3D Iconic Gesture Database

What is an iconic gesture?

Iconic gestures are pictorial gestures, which depict entities, objects or actions. Humans perform iconic gestures to refer to entities through embodying their shapes. For instance, people often gesture the outline of an object (e.g. a circle for a ball) when referring to it during communication.

What does this dataset contain?

29 subjects (20 males and 9 females) were asked to perform gestures to refer to 20 different virtual 3D objects. Using MS Kinect™, in total 1739 gesture performances were captured each in three formats: color video, depth video and motion of the tracked skeleton (as 3D positions of 20 joints in 30 fps).

How were the gestures performed and captured?
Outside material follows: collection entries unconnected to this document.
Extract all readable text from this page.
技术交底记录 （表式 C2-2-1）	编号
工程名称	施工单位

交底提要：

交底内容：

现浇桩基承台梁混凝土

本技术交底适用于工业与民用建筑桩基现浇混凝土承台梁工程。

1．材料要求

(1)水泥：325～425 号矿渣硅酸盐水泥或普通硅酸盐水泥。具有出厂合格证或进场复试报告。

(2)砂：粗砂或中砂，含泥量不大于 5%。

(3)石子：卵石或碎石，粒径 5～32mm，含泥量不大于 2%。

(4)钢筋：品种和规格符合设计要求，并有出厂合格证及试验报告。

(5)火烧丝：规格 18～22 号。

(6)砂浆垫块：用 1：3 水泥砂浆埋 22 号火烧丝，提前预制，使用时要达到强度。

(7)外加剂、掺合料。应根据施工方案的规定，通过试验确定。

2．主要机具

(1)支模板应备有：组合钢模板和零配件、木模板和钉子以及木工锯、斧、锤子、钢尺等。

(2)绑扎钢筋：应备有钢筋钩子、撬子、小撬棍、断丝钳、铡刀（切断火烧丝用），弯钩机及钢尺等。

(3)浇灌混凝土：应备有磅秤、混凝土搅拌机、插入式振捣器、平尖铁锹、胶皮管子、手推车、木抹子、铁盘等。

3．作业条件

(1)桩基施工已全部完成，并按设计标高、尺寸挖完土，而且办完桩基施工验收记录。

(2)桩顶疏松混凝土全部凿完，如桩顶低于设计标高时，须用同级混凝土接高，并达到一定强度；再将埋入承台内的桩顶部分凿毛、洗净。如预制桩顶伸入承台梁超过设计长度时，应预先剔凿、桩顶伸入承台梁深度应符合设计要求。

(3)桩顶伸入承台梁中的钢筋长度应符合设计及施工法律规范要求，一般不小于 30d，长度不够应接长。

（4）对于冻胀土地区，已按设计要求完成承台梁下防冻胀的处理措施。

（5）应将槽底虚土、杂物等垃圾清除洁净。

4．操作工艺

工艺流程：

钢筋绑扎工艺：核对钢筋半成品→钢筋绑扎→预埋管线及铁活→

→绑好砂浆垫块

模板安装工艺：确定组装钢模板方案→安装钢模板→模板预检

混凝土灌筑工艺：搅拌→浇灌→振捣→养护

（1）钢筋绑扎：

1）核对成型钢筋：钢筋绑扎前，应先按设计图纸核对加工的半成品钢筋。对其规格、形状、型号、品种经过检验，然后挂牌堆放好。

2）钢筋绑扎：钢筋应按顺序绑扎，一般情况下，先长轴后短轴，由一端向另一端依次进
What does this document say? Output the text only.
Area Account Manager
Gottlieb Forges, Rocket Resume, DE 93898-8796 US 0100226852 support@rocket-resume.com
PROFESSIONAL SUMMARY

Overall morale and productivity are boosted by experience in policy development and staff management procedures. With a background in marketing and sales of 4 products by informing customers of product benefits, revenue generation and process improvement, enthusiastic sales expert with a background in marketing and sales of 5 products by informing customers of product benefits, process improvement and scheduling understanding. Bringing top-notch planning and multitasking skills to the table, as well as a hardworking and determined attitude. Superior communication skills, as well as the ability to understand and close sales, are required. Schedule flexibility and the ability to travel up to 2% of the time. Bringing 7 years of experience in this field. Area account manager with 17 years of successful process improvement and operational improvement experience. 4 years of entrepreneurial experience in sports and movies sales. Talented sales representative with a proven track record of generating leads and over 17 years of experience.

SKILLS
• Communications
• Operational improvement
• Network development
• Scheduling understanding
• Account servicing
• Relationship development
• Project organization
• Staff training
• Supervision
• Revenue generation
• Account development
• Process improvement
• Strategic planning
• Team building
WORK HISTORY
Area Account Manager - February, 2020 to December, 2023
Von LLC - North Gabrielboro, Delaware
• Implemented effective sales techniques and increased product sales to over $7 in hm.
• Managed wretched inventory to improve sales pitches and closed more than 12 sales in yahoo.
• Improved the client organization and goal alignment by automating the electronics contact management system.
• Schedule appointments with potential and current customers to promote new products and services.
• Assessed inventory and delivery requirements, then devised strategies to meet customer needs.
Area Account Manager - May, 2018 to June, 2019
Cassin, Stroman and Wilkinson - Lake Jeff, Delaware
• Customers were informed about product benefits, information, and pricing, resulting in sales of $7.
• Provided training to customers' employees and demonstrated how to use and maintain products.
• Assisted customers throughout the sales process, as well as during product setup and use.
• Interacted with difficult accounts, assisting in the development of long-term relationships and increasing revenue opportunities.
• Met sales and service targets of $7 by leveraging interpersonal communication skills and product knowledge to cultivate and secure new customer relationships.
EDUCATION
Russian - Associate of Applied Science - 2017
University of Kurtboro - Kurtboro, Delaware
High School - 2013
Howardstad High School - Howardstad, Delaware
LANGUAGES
The subjects stand in front of a big display, mounted at about the height of their heads (see figure below). They were asked to refer to the virtual objects by gestures. The were asked to perform the gestures so that people watching the recordeds video could recognize which object is referred to by each gesture. During the study, the subjects could see all 20 different 3D virtual objects which were located at the bottom of the display. At each turn, one of the virtual objects was zoomed in at the center of the screen, and kept rotating so the subject could see the different perspectives. They gave a signal (e.g. “ok”), when they were ready to perform a gesture for that object. At this time, the object disappeared and a photo of an attending person was shown. In this way, on the one hand, the subjects performed gestures using their imagination (as common in human communication). On the other hand, the realistic photo of an attending person should trigger the social cognitive processes, which underlay human communication with an interlocutor. As soon as the subjects retracted their hands back to the rest position, or gave a verbal signal, the next object was shown. The virtual objects were shown in a random order and each of them three times, for a total 60 gestures per subject. Body motions were recorded only while showing the photo of the attending person.